You will be able to understand that better now that you have actually created and used a PersistentVolume .

This was just a step-by-step cut-and-paste beginner introduction to get practical experience.

Conclusion and Cleanup

kubectl delete persistentvolumeclaim/my-persistent-volumeclaim

Run this on the node:

cat   /mnt/persistent-volume/persistent-file

Persistent data on volume still exists after PersistentVolumeClaim gets deleted.

PersistentVolumeClaim … points … to data on PersistentVolume

PersistentVolumeClaim IS NOT the actual data.

Delete PersistentVolume itself.

kubectl delete persistentvolume/my-persistent-volume

Even the PersistentVolume itself IS NOT the data — it just points to it.

Run this on the node:

cat   /mnt/persistent-volume/persistent-file

Data still exists. Directory still exists.

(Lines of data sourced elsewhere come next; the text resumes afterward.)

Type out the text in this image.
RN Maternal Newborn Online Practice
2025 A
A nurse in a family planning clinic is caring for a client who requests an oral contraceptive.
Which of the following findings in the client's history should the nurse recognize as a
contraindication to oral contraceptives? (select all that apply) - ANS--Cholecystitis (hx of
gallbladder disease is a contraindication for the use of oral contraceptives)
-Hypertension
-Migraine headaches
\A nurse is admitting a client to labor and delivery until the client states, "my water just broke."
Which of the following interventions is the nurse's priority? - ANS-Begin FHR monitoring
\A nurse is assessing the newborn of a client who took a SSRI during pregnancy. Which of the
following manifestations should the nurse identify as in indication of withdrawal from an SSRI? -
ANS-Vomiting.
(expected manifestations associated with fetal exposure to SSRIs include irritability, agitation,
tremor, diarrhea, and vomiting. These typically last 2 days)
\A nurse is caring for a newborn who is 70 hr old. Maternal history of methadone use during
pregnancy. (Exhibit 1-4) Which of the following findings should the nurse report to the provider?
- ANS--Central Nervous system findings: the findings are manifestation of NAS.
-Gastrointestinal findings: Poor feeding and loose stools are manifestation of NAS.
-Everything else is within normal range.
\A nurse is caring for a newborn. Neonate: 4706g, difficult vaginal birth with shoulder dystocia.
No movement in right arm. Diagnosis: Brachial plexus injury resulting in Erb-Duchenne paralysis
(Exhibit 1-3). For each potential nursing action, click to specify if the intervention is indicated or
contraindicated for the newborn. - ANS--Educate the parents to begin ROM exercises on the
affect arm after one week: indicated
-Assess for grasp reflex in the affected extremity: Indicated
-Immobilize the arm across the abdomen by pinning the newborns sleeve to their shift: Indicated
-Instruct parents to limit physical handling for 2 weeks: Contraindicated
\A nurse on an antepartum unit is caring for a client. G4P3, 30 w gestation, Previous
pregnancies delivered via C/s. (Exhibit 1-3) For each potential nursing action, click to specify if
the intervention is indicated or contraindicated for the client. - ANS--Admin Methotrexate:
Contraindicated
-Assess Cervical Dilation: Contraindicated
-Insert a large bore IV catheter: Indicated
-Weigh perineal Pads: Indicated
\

Someone can now create other PersistentVolumeClaims and PersistentVolumes to use this PERSISTENT data.

Kubernetes supports 27 volume types https://kubernetes.io/docs/concepts/storage/volumes/#types-of-volumes

You have just experienced the simplest two local disk storage types — and only a subset of the features.

Kubernetes supports several network-attached storage volume types.